Cisco Systems, the San Jose, Calif.-based maker of routers and other telecommunications equipment, along with its technology partners Medicity, Salt Lake City, and Perot Systems Corp., Plano, Texas, has agreed in principle to participate in the development of California's statewide health information exchange, the California Regional Health Information Organization, or CalRHIO, that organization has announced.
Cisco has been involved in the planning of CalRHIO since its inception, said Karen Hunt, CalRHIO chief communications officer. "Now, they are actually going to be involved in the building and development of the system." Hewlett-Packard Co. already has committed to a similar arrangement, called a "teeming agreement," Hunt said. Whether that means the CalRHIO infrastructure will specify or exclusively use Cisco equipment remains to be seen, she said.
CalRHIO estimates the cost to build out the statewide exchange at $10 million to $30 million, Hunt said. "What we're building is a utility model. We're going to start with emergency departments.
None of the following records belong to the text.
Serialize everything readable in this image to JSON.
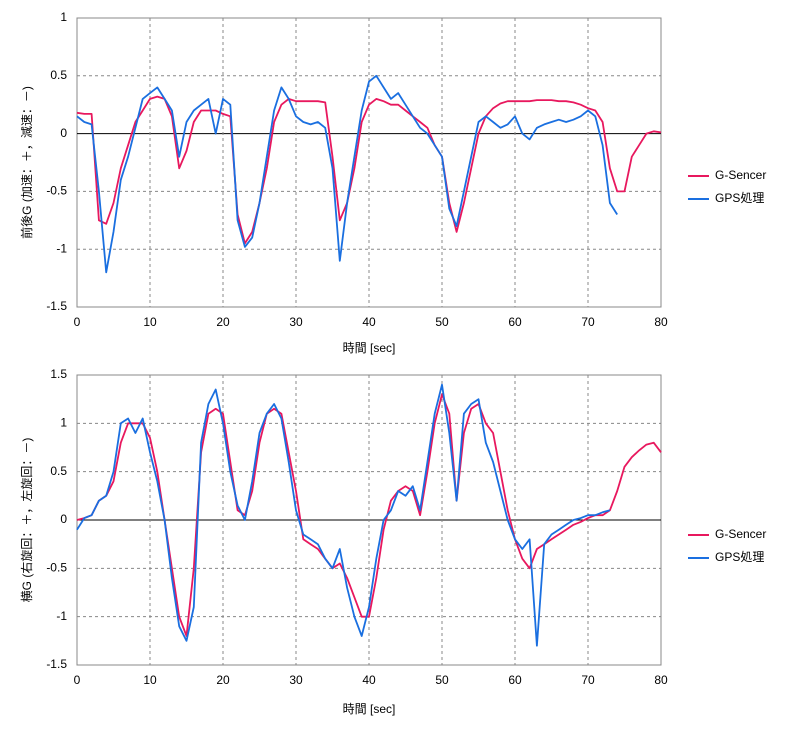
{
  "chart_data": [
    {
      "type": "line",
      "xlabel": "時間 [sec]",
      "ylabel": "前後G (加速：＋，減速：－)",
      "xlim": [
        0,
        80
      ],
      "xticks": [
        0,
        10,
        20,
        30,
        40,
        50,
        60,
        70,
        80
      ],
      "ylim": [
        -1.5,
        1
      ],
      "yticks": [
        1,
        0.5,
        0,
        -0.5,
        -1,
        -1.5
      ],
      "grid": true,
      "legend": "right",
      "x": [
        0,
        1,
        2,
        3,
        4,
        5,
        6,
        7,
        8,
        9,
        10,
        11,
        12,
        13,
        14,
        15,
        16,
        17,
        18,
        19,
        20,
        21,
        22,
        23,
        24,
        25,
        26,
        27,
        28,
        29,
        30,
        31,
        32,
        33,
        34,
        35,
        36,
        37,
        38,
        39,
        40,
        41,
        42,
        43,
        44,
        45,
        46,
        47,
        48,
        49,
        50,
        51,
        52,
        53,
        54,
        55,
        56,
        57,
        58,
        59,
        60,
        61,
        62,
        63,
        64,
        65,
        66,
        67,
        68,
        69,
        70,
        71,
        72,
        73,
        74,
        75,
        76,
        77,
        78,
        79,
        80
      ],
      "series": [
        {
          "name": "G-Sencer",
          "color": "#e8185e",
          "values": [
            0.18,
            0.17,
            0.17,
            -0.75,
            -0.78,
            -0.6,
            -0.3,
            -0.1,
            0.1,
            0.2,
            0.3,
            0.32,
            0.3,
            0.15,
            -0.3,
            -0.15,
            0.1,
            0.2,
            0.2,
            0.2,
            0.17,
            0.15,
            -0.7,
            -0.95,
            -0.85,
            -0.6,
            -0.3,
            0.1,
            0.25,
            0.3,
            0.28,
            0.28,
            0.28,
            0.28,
            0.27,
            -0.2,
            -0.75,
            -0.6,
            -0.3,
            0.1,
            0.25,
            0.3,
            0.28,
            0.25,
            0.25,
            0.2,
            0.15,
            0.1,
            0.05,
            -0.1,
            -0.2,
            -0.6,
            -0.85,
            -0.6,
            -0.3,
            0,
            0.15,
            0.22,
            0.26,
            0.28,
            0.28,
            0.28,
            0.28,
            0.29,
            0.29,
            0.29,
            0.28,
            0.28,
            0.27,
            0.25,
            0.22,
            0.2,
            0.1,
            -0.3,
            -0.5,
            -0.5,
            -0.2,
            -0.1,
            0,
            0.02,
            0.01
          ]
        },
        {
          "name": "GPS処理",
          "color": "#1a6fe0",
          "values": [
            0.15,
            0.1,
            0.08,
            -0.5,
            -1.2,
            -0.85,
            -0.4,
            -0.2,
            0.05,
            0.3,
            0.35,
            0.4,
            0.3,
            0.2,
            -0.2,
            0.1,
            0.2,
            0.25,
            0.3,
            0,
            0.3,
            0.25,
            -0.75,
            -0.98,
            -0.9,
            -0.6,
            -0.2,
            0.2,
            0.4,
            0.3,
            0.15,
            0.1,
            0.08,
            0.1,
            0.05,
            -0.3,
            -1.1,
            -0.6,
            -0.2,
            0.2,
            0.45,
            0.5,
            0.4,
            0.3,
            0.35,
            0.25,
            0.15,
            0.05,
            0,
            -0.1,
            -0.2,
            -0.65,
            -0.8,
            -0.5,
            -0.2,
            0.1,
            0.15,
            0.1,
            0.05,
            0.08,
            0.15,
            0,
            -0.05,
            0.05,
            0.08,
            0.1,
            0.12,
            0.1,
            0.12,
            0.15,
            0.2,
            0.15,
            -0.1,
            -0.6,
            -0.7,
            null,
            null,
            null,
            null,
            null,
            null
          ]
        }
      ]
    },
    {
      "type": "line",
      "xlabel": "時間 [sec]",
      "ylabel": "横G (右旋回：＋，左旋回：－)",
      "xlim": [
        0,
        80
      ],
      "xticks": [
        0,
        10,
        20,
        30,
        40,
        50,
        60,
        70,
        80
      ],
      "ylim": [
        -1.5,
        1.5
      ],
      "yticks": [
        1.5,
        1,
        0.5,
        0,
        -0.5,
        -1,
        -1.5
      ],
      "grid": true,
      "legend": "right",
      "x": [
        0,
        1,
        2,
        3,
        4,
        5,
        6,
        7,
        8,
        9,
        10,
        11,
        12,
        13,
        14,
        15,
        16,
        17,
        18,
        19,
        20,
        21,
        22,
        23,
        24,
        25,
        26,
        27,
        28,
        29,
        30,
        31,
        32,
        33,
        34,
        35,
        36,
        37,
        38,
        39,
        40,
        41,
        42,
        43,
        44,
        45,
        46,
        47,
        48,
        49,
        50,
        51,
        52,
        53,
        54,
        55,
        56,
        57,
        58,
        59,
        60,
        61,
        62,
        63,
        64,
        65,
        66,
        67,
        68,
        69,
        70,
        71,
        72,
        73,
        74,
        75,
        76,
        77,
        78,
        79,
        80
      ],
      "series": [
        {
          "name": "G-Sencer",
          "color": "#e8185e",
          "values": [
            0,
            0.02,
            0.05,
            0.2,
            0.25,
            0.4,
            0.8,
            1.0,
            1.0,
            1.0,
            0.85,
            0.5,
            0,
            -0.5,
            -1.0,
            -1.2,
            -0.5,
            0.7,
            1.1,
            1.15,
            1.1,
            0.6,
            0.1,
            0.05,
            0.3,
            0.8,
            1.1,
            1.15,
            1.1,
            0.7,
            0.3,
            -0.2,
            -0.25,
            -0.3,
            -0.4,
            -0.5,
            -0.45,
            -0.6,
            -0.8,
            -1.0,
            -1.0,
            -0.6,
            -0.1,
            0.2,
            0.3,
            0.35,
            0.3,
            0.05,
            0.5,
            1.0,
            1.3,
            1.1,
            0.2,
            0.9,
            1.15,
            1.2,
            1.0,
            0.9,
            0.5,
            0.1,
            -0.2,
            -0.4,
            -0.5,
            -0.3,
            -0.25,
            -0.2,
            -0.15,
            -0.1,
            -0.05,
            -0.02,
            0.02,
            0.05,
            0.05,
            0.1,
            0.3,
            0.55,
            0.65,
            0.72,
            0.78,
            0.8,
            0.7
          ]
        },
        {
          "name": "GPS処理",
          "color": "#1a6fe0",
          "values": [
            -0.1,
            0.02,
            0.05,
            0.2,
            0.25,
            0.5,
            1.0,
            1.05,
            0.9,
            1.05,
            0.7,
            0.4,
            0,
            -0.6,
            -1.1,
            -1.25,
            -0.9,
            0.8,
            1.2,
            1.35,
            1.0,
            0.5,
            0.15,
            0,
            0.4,
            0.9,
            1.1,
            1.2,
            1.05,
            0.6,
            0.1,
            -0.15,
            -0.2,
            -0.25,
            -0.4,
            -0.5,
            -0.3,
            -0.7,
            -1.0,
            -1.2,
            -0.9,
            -0.4,
            0,
            0.1,
            0.3,
            0.25,
            0.35,
            0.1,
            0.6,
            1.1,
            1.4,
            0.9,
            0.2,
            1.1,
            1.2,
            1.25,
            0.8,
            0.6,
            0.3,
            0,
            -0.2,
            -0.3,
            -0.2,
            -1.3,
            -0.25,
            -0.15,
            -0.1,
            -0.05,
            0,
            0.02,
            0.05,
            0.05,
            0.08,
            0.1,
            null,
            null,
            null,
            null,
            null,
            null,
            null
          ]
        }
      ]
    }
  ]
}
They (physicians) will be able to access lab data and pharmacy data and where they can, claims data, in the emergency room. There won't be any central data repository, so they will be going out and getting (data) from (Vernier) LabQuest or SureScripts and RxHub and the PBMs (pharmacy benefit managers). You have to start somewhere, so we're starting with some of the macro and will come on down. But even with that, that's more than EDs have now."
Hunt said the plan is to assess a "medical history charge" for each look-up of data to pay for the system, which will be built using private capital. "We're in the process right now of getting our seed money to do the build. The payers are not being asked to pay for the build, but rather to commit to paying the medical history charge once the system is up and running."
So far, negotiations with the payers on the medical history charge is ongoing, Hunt said.